Indépendamment de sa volonté, l’Algérie se retrouve mêlée à la crise ukrainienne. Pays gazier, grand fournisseur de l’Europe, elle calcule en ce moment comment rassurer ses clients sans pour autant froisser un vieil allié.

Le premier conflit du gaz est sur le point d’éclater. Le bras de fer entre la Russie et les pays occidentaux a pour carburant cette matière. Protégé par l’Otan et les Etats-Unis, le vieux continent vit un dilemme déchirant. D’un côté, il voit d’un mauvais œil le retour de puissance du plus grand Etat slave et, de l’autre, il s’inquiète pour ses approvisionnements en gaz durant cet hiver.

Sans le vouloir, l’Algérie qui est un des plus grands fournisseurs de l’Europe en gaz via deux pipelines aboutissant directement sur le sol européen via l’Espagne et l’Italie se trouve partie prenante de cette intrigue qui la met dans une situation paradoxale.

Alger et Moscou ont toujours été alliés sur les grandes thématiques internationales mais ils sont concurrents sur le marché gazier. Et ce qui complique davantage cette problématique, c’est que l’Algérie est liée à l’Union européenne par un accord d’association et des contrats énergétiques à long terme.

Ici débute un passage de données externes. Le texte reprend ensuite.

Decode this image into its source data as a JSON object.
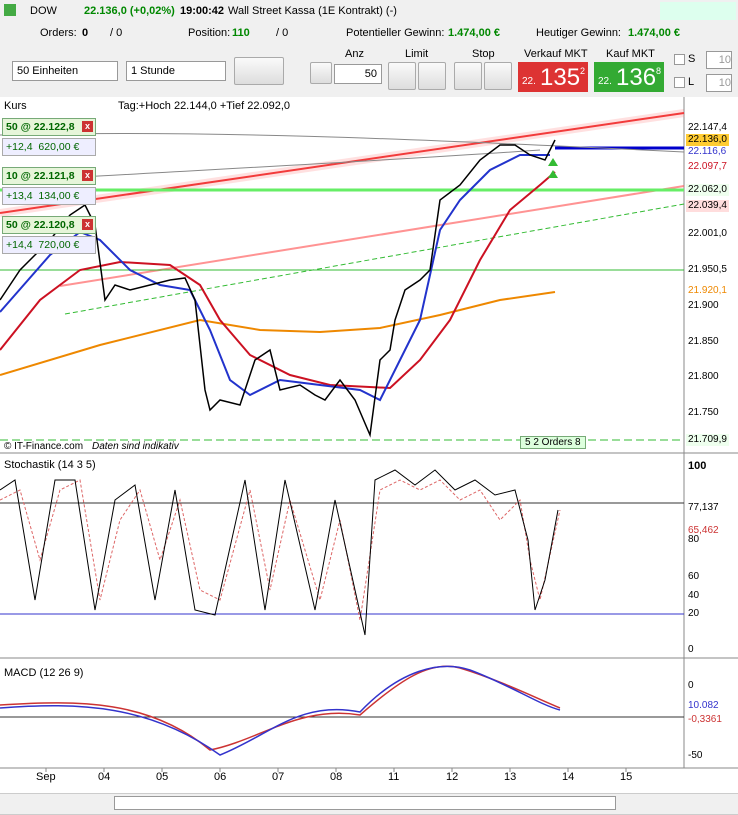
{
  "header": {
    "symbol": "DOW",
    "price": "22.136,0 (+0,02%)",
    "time": "19:00:42",
    "instrument": "Wall Street Kassa (1E Kontrakt) (-)"
  },
  "status": {
    "orders_label": "Orders:",
    "orders": "0",
    "orders2": "/ 0",
    "position_label": "Position:",
    "position": "110",
    "position2": "/ 0",
    "pot_label": "Potentieller Gewinn:",
    "pot": "1.474,00 €",
    "today_label": "Heutiger Gewinn:",
    "today": "1.474,00 €"
  },
  "toolbar": {
    "units": "50 Einheiten",
    "period": "1 Stunde",
    "anz_label": "Anz",
    "anz": "50",
    "limit": "Limit",
    "stop": "Stop",
    "sell_label": "Verkauf MKT",
    "sell_small": "22.",
    "sell_big": "135",
    "sell_frac": "2",
    "buy_label": "Kauf MKT",
    "buy_small": "22.",
    "buy_big": "136",
    "buy_frac": "8",
    "s_label": "S",
    "s_value": "10",
    "l_label": "L",
    "l_value": "10"
  },
  "price_panel": {
    "title": "Kurs",
    "info": "Tag:+Hoch 22.144,0 +Tief 22.092,0",
    "footer": "© IT-Finance.com",
    "footer2": "Daten sind indikativ",
    "orders_tag": "5 2 Orders 8",
    "positions": [
      {
        "head": "50 @ 22.122,8",
        "pts": "+12,4",
        "eur": "620,00 €"
      },
      {
        "head": "10 @ 22.121,8",
        "pts": "+13,4",
        "eur": "134,00 €"
      },
      {
        "head": "50 @ 22.120,8",
        "pts": "+14,4",
        "eur": "720,00 €"
      }
    ],
    "axis": [
      "22.147,4",
      "22.136,0",
      "22.116,6",
      "22.097,7",
      "22.062,0",
      "22.039,4",
      "22.001,0",
      "21.950,5",
      "21.920,1",
      "21.900",
      "21.850",
      "21.800",
      "21.750",
      "21.709,9"
    ]
  },
  "stoch_panel": {
    "title": "Stochastik (14 3 5)",
    "axis": [
      "100",
      "80",
      "60",
      "40",
      "20",
      "0"
    ],
    "k": "77,137",
    "d": "65,462"
  },
  "macd_panel": {
    "title": "MACD (12 26 9)",
    "axis": [
      "0",
      "-50"
    ],
    "v1": "10.082",
    "v2": "-0,3361"
  },
  "xaxis": [
    "Sep",
    "04",
    "05",
    "06",
    "07",
    "08",
    "11",
    "12",
    "13",
    "14",
    "15"
  ]
}
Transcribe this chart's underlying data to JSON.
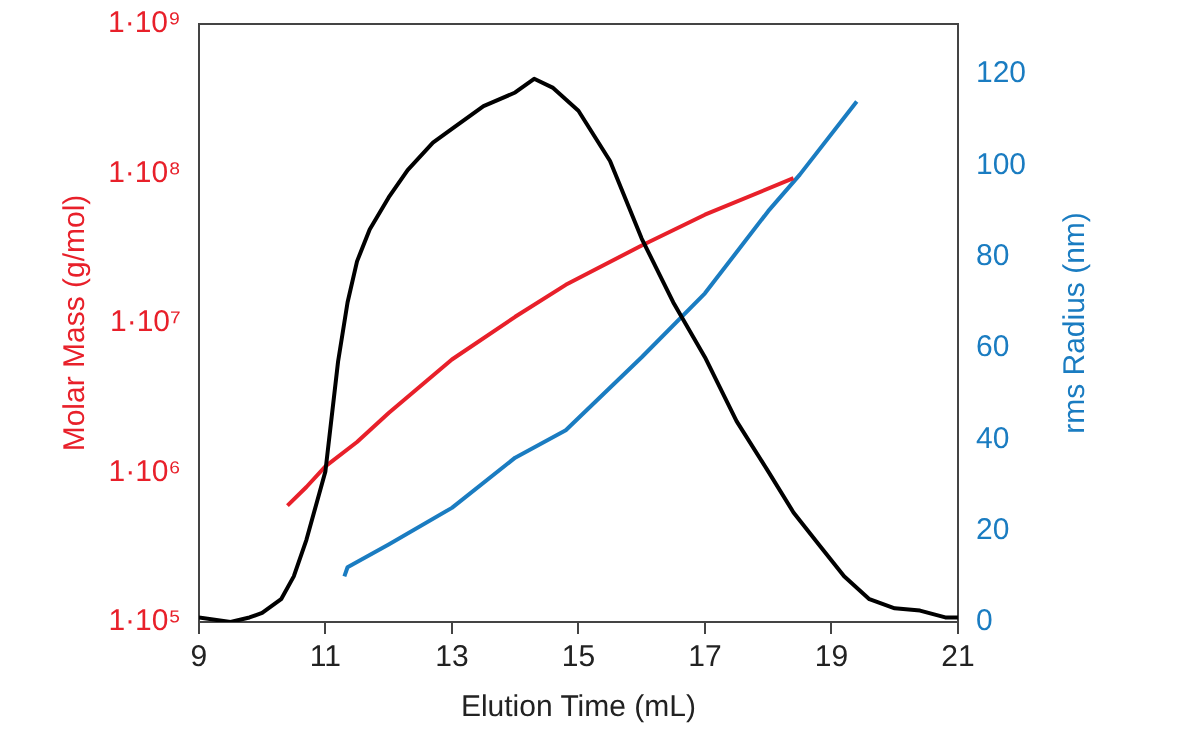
{
  "chart_data": {
    "type": "line",
    "xlabel": "Elution Time (mL)",
    "ylabel": "Molar Mass (g/mol)",
    "y2label": "rms Radius (nm)",
    "xlim": [
      9,
      21
    ],
    "xticks": [
      9,
      11,
      13,
      15,
      17,
      19,
      21
    ],
    "ylim": [
      100000,
      1000000000
    ],
    "yticks": [
      {
        "value": 100000,
        "label": "1·10⁵"
      },
      {
        "value": 1000000,
        "label": "1·10⁶"
      },
      {
        "value": 10000000,
        "label": "1·10⁷"
      },
      {
        "value": 100000000,
        "label": "1·10⁸"
      },
      {
        "value": 1000000000,
        "label": "1·10⁹"
      }
    ],
    "y2lim": [
      0,
      131
    ],
    "y2ticks": [
      0,
      20,
      40,
      60,
      80,
      100,
      120
    ],
    "log": "y",
    "grid": false,
    "legend": false,
    "series": [
      {
        "color": "#000000",
        "axis": "y2",
        "x": [
          9.0,
          9.5,
          9.8,
          10.0,
          10.3,
          10.5,
          10.7,
          10.9,
          11.0,
          11.1,
          11.2,
          11.35,
          11.5,
          11.7,
          12.0,
          12.3,
          12.7,
          13.0,
          13.5,
          14.0,
          14.3,
          14.6,
          15.0,
          15.5,
          16.0,
          16.5,
          17.0,
          17.5,
          18.0,
          18.4,
          18.8,
          19.2,
          19.6,
          20.0,
          20.4,
          20.8,
          21.0
        ],
        "values": [
          1,
          0,
          1,
          2,
          5,
          10,
          18,
          28,
          33,
          45,
          57,
          70,
          79,
          86,
          93,
          99,
          105,
          108,
          113,
          116,
          119,
          117,
          112,
          101,
          84,
          70,
          58,
          44,
          33,
          24,
          17,
          10,
          5,
          3,
          2.5,
          1,
          1
        ]
      },
      {
        "color": "#e8202a",
        "axis": "y",
        "x": [
          10.4,
          10.7,
          11.0,
          11.5,
          12.0,
          13.0,
          14.0,
          14.8,
          16.0,
          17.0,
          18.4
        ],
        "values": [
          600000,
          800000,
          1100000,
          1600000,
          2500000,
          5700000,
          11000000,
          18000000,
          33000000,
          53000000,
          93000000
        ]
      },
      {
        "color": "#1a7cc1",
        "axis": "y2",
        "x": [
          11.3,
          11.35,
          12.0,
          13.0,
          14.0,
          14.8,
          16.0,
          17.0,
          18.0,
          18.5,
          19.4
        ],
        "values": [
          10,
          12,
          17,
          25,
          36,
          42,
          58,
          72,
          90,
          98,
          114
        ]
      }
    ]
  }
}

D’ailleurs, le président Abdelmadjid Tebboune a tôt fait, à partir de Doha où il a participé au Sommet des pays producteur de gaz, de déclarer que son pays “est reconnu pour être un distributeur et un fournisseur fiable de gaz naturel depuis plus d’un demi-siècle et il compte le rester”. Autrement dit, l’Algérie ne mettra en danger ni ses intérêts ni ceux de ses clients pour se mettre aux côtés d’une nation amie chez laquelle elle achète aussi l’essentiel de son armement. C’est une façon aussi d’affirmer sa neutralité vis-à-vis du conflit larvé qui se déroule en ce moment en Ukraine et qui peut, d’un instant à l’autre, dégénérer en guerre entre des puissances.       

L’Algérie a déjà fort à faire pour contribuer à la stabilisation avec son environnement immédiat avec une Libye qui tarde à retrouver sa stabilité et le Mali qui a opéré un changement d’alliance en demandant à l’armée française de plier bagage et de constater que son intervention n’a, après plusieurs années de présence sur son territoire, apporté aucune solution.

Le climat délétère en Europe fait évidemment craindre le pire pour la paix mondiale. En effet, pour la première fois depuis la fin de la Deuxième Guerre mondiale, les puissances qui se sont livrées pendant plus de quatre décennies une guerre froide se toisent et menacent de faire parler la poudre.  

Les images diffusées par les télévisions et les déclarations des belligérants laissent penser qu’on est à deux doigts d’un troisième conflit planétaire dévastateur. Cela dit, une telle folie est à peine imaginable au regard des conséquences qu’elle peut générer et il est à parier que l’Otan et l’Union européenne seront les premiers à faire des concessions pour calmer la colère de l’ours polaire.

Ces développements démontrent, une fois de plus, que l’ingérence occidentale des Etats qu’ils jugent infréquentables, sous couvert de démocratisation, est révolue. Vladimir Poutine multiplie les gestes forts en direction de ses rivaux pour dire que l’unipolarité décrétée avec la chute du Mur de Berlin a pris fin et que le temps n’est plus au droit international mais à la force.

L’Algérie qui a subi dans sa chair pendant une décennie les contrecoups de la faiblesse, entend, elle aussi, défendre crânement son intégrité et ses chances d’accéder au développement. C’est, en filigrane, le message que ne cesse de répéter le président Abdelmadjid Tebboune, et donc l’Etat algérien, pour calmer les adversaires et rassurer les amis.